They were living in the cabin when Abe's mother sickened and died. He was broken-hearted. She had taught him what little he knew. Her last words to him were: "Try to live as I have taught you and to love your Heavenly Father."
Lincoln's tribute to his mother
Many years after, when he became famous, he said: "All that I am or hope to be, I owe to my angel mother." She was put in a coffin roughly cut out of logs by the same tools that had made their furniture, and laid to rest in a corner of the clearing. Long years afterward a good man put a stone over the grave, with this inscription: "Nancy Hanks Lincoln, the mother of President Lincoln, died October 5, A.D. 1818, aged 35 years."
Lincoln gets a new mother
After a year his father went back to Kentucky to look about for a wife. He found a widow, named Sarah Bush Johnston, and married her. He had known her before he met Nancy Hanks. She was thrifty and industrious, and her bedding and other household goods filled a four-horse wagon.

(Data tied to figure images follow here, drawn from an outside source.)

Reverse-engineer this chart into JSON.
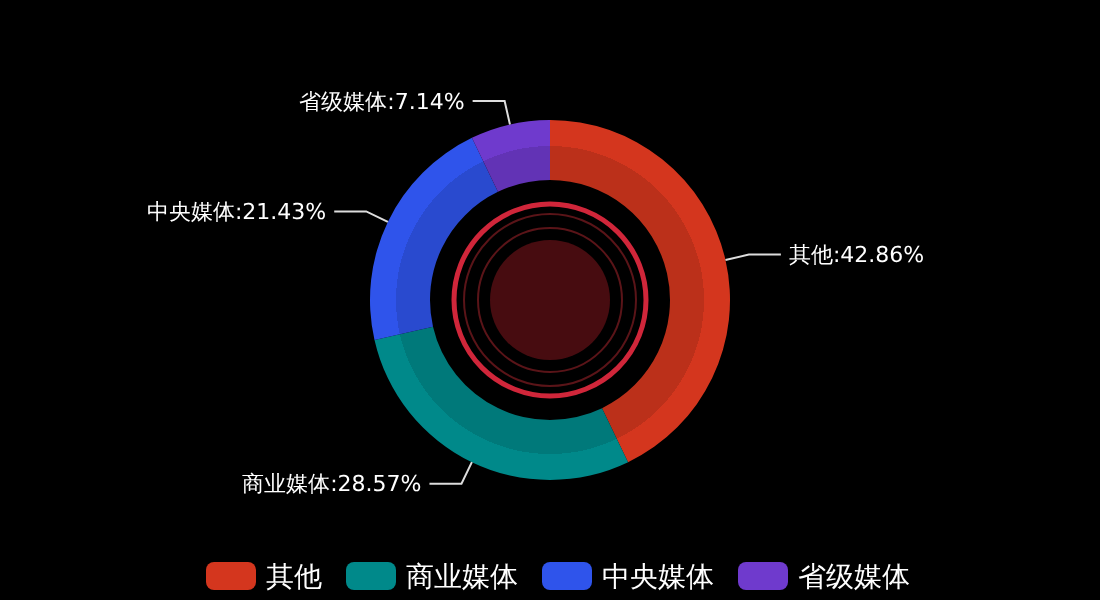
{
  "chart_data": {
    "type": "donut",
    "categories": [
      "其他",
      "商业媒体",
      "中央媒体",
      "省级媒体"
    ],
    "values": [
      42.86,
      28.57,
      21.43,
      7.14
    ],
    "colors": [
      "#d4361e",
      "#00898a",
      "#2f54eb",
      "#6f3acd"
    ],
    "value_labels": [
      "其他:42.86%",
      "商业媒体:28.57%",
      "中央媒体:21.43%",
      "省级媒体:7.14%"
    ],
    "legend": "bottom"
  }
}
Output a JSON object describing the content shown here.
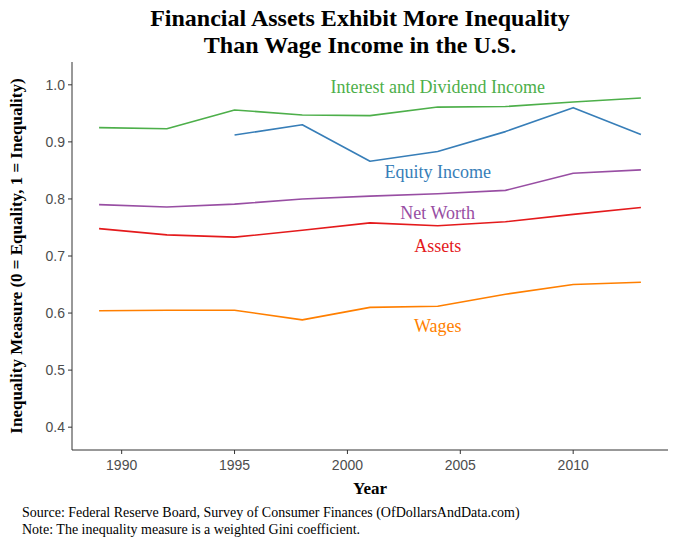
{
  "chart_data": {
    "type": "line",
    "title": [
      "Financial Assets Exhibit More Inequality",
      "Than Wage Income in the U.S."
    ],
    "x_label": "Year",
    "y_label": "Inequality Measure (0 = Equality, 1 = Inequality)",
    "source": "Source:  Federal Reserve Board, Survey of Consumer Finances (OfDollarsAndData.com)",
    "note": "Note:  The inequality measure is a weighted Gini coefficient.",
    "x": [
      1989,
      1992,
      1995,
      1998,
      2001,
      2004,
      2007,
      2010,
      2013
    ],
    "xlim": [
      1987.8,
      2014.2
    ],
    "xticks": [
      1990,
      1995,
      2000,
      2005,
      2010
    ],
    "ylim": [
      0.36,
      1.04
    ],
    "yticks": [
      0.4,
      0.5,
      0.6,
      0.7,
      0.8,
      0.9,
      {
        "value": 1,
        "label": "1.0"
      }
    ],
    "grid": false,
    "series": [
      {
        "name": "Interest and Dividend Income",
        "color": "#4daf4a",
        "label_x": 2004,
        "label_y": 0.996,
        "values": [
          0.925,
          0.923,
          0.956,
          0.947,
          0.946,
          0.961,
          0.962,
          0.97,
          0.977
        ]
      },
      {
        "name": "Equity Income",
        "color": "#377eb8",
        "label_x": 2004,
        "label_y": 0.848,
        "values": [
          null,
          null,
          0.912,
          0.93,
          0.866,
          0.883,
          0.918,
          0.96,
          0.913
        ]
      },
      {
        "name": "Net Worth",
        "color": "#984ea3",
        "label_x": 2004,
        "label_y": 0.776,
        "values": [
          0.79,
          0.786,
          0.791,
          0.8,
          0.805,
          0.809,
          0.815,
          0.845,
          0.851
        ]
      },
      {
        "name": "Assets",
        "color": "#e41a1c",
        "label_x": 2004,
        "label_y": 0.718,
        "values": [
          0.748,
          0.737,
          0.733,
          0.745,
          0.758,
          0.753,
          0.76,
          0.773,
          0.785
        ]
      },
      {
        "name": "Wages",
        "color": "#ff7f00",
        "label_x": 2004,
        "label_y": 0.577,
        "values": [
          0.604,
          0.605,
          0.605,
          0.588,
          0.61,
          0.612,
          0.633,
          0.65,
          0.654
        ]
      }
    ]
  }
}
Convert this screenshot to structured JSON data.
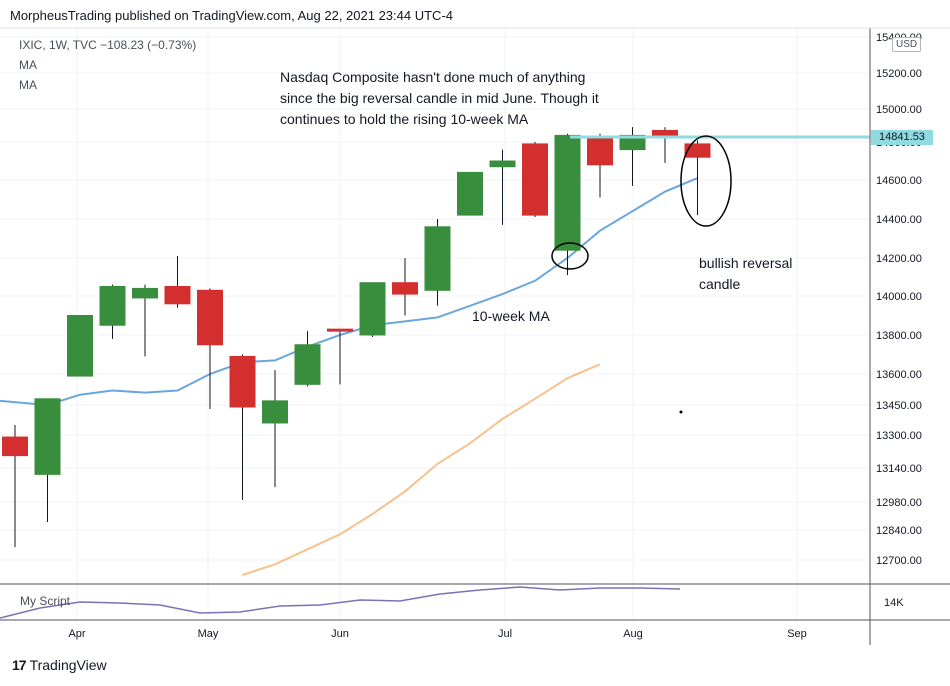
{
  "header": {
    "published": "MorpheusTrading published on TradingView.com, Aug 22, 2021 23:44 UTC-4"
  },
  "legend": {
    "symbol_line": "IXIC, 1W, TVC  −108.23 (−0.73%)",
    "ma1": "MA",
    "ma2": "MA"
  },
  "currency": "USD",
  "last_price_tag": "14841.53",
  "annotations": {
    "main_text": [
      "Nasdaq Composite hasn't done much of anything",
      "since the big reversal candle in mid June.  Though it",
      "continues to hold  the rising 10-week MA"
    ],
    "ma_label": "10-week MA",
    "reversal_label": [
      "bullish reversal",
      "candle"
    ]
  },
  "sub_pane": {
    "label": "My Script",
    "tick": "14K"
  },
  "footer": {
    "brand": "TradingView",
    "logo": "17"
  },
  "colors": {
    "up": "#388e3c",
    "down": "#d32f2f",
    "ma10": "#6aa6dc",
    "ma_long": "#f7c18b",
    "hline": "#8fdbe0",
    "script": "#7e6fb8"
  },
  "chart_data": {
    "type": "candlestick",
    "symbol": "IXIC",
    "interval": "1W",
    "y_ticks": [
      12700,
      12840,
      12980,
      13140,
      13300,
      13450,
      13600,
      13800,
      14000,
      14200,
      14400,
      14600,
      14800,
      15000,
      15200,
      15400
    ],
    "y_tick_labels": [
      "12700.00",
      "12840.00",
      "12980.00",
      "13140.00",
      "13300.00",
      "13450.00",
      "13600.00",
      "13800.00",
      "14000.00",
      "14200.00",
      "14400.00",
      "14600.00",
      "14800.00",
      "15000.00",
      "15200.00",
      "15400.00"
    ],
    "x_tick_labels": [
      "Apr",
      "May",
      "Jun",
      "Jul",
      "Aug",
      "Sep"
    ],
    "candles": [
      {
        "week": "2021-03-15",
        "open": 13290,
        "high": 13350,
        "low": 12760,
        "close": 13200
      },
      {
        "week": "2021-03-22",
        "open": 13110,
        "high": 13480,
        "low": 12880,
        "close": 13480
      },
      {
        "week": "2021-03-29",
        "open": 13590,
        "high": 13900,
        "low": 13590,
        "close": 13900
      },
      {
        "week": "2021-04-05",
        "open": 13850,
        "high": 14060,
        "low": 13780,
        "close": 14050
      },
      {
        "week": "2021-04-12",
        "open": 13990,
        "high": 14060,
        "low": 13690,
        "close": 14040
      },
      {
        "week": "2021-04-19",
        "open": 14050,
        "high": 14210,
        "low": 13940,
        "close": 13960
      },
      {
        "week": "2021-04-26",
        "open": 14030,
        "high": 14040,
        "low": 13430,
        "close": 13750
      },
      {
        "week": "2021-05-03",
        "open": 13690,
        "high": 13700,
        "low": 12990,
        "close": 13440
      },
      {
        "week": "2021-05-10",
        "open": 13360,
        "high": 13620,
        "low": 13050,
        "close": 13470
      },
      {
        "week": "2021-05-17",
        "open": 13550,
        "high": 13820,
        "low": 13540,
        "close": 13750
      },
      {
        "week": "2021-05-24",
        "open": 13830,
        "high": 13830,
        "low": 13550,
        "close": 13820
      },
      {
        "week": "2021-05-31",
        "open": 13800,
        "high": 14070,
        "low": 13790,
        "close": 14070
      },
      {
        "week": "2021-06-07",
        "open": 14070,
        "high": 14200,
        "low": 13900,
        "close": 14010
      },
      {
        "week": "2021-06-14",
        "open": 14030,
        "high": 14400,
        "low": 13950,
        "close": 14360
      },
      {
        "week": "2021-06-21",
        "open": 14420,
        "high": 14640,
        "low": 14420,
        "close": 14640
      },
      {
        "week": "2021-06-28",
        "open": 14670,
        "high": 14760,
        "low": 14370,
        "close": 14700
      },
      {
        "week": "2021-07-05",
        "open": 14790,
        "high": 14800,
        "low": 14410,
        "close": 14420
      },
      {
        "week": "2021-07-12",
        "open": 14240,
        "high": 14850,
        "low": 14110,
        "close": 14840
      },
      {
        "week": "2021-07-19",
        "open": 14820,
        "high": 14850,
        "low": 14510,
        "close": 14680
      },
      {
        "week": "2021-07-26",
        "open": 14760,
        "high": 14890,
        "low": 14570,
        "close": 14840
      },
      {
        "week": "2021-08-02",
        "open": 14870,
        "high": 14890,
        "low": 14690,
        "close": 14840
      },
      {
        "week": "2021-08-09",
        "open": 14790,
        "high": 14810,
        "low": 14420,
        "close": 14720
      }
    ],
    "ma10": [
      13470,
      13450,
      13500,
      13520,
      13510,
      13520,
      13600,
      13660,
      13670,
      13740,
      13800,
      13850,
      13870,
      13890,
      13950,
      14010,
      14080,
      14200,
      14340,
      14440,
      14540,
      14610
    ],
    "ma_long": [
      12630,
      12680,
      12750,
      12820,
      12920,
      13030,
      13160,
      13260,
      13380,
      13480,
      13580,
      13650
    ]
  }
}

Before winter came she made her husband put a good floor, and a door, and windows in the cabin. She took charge of Abe and his sister, and made them "look a little more human." She put good clothes on the children and put them to sleep in comfortable beds.
Abe's education
159. Lincoln Educates Himself. Schools were scarce in that new country, and Abe never had more than a year at school. His stepmother encouraged him in every way to study at home.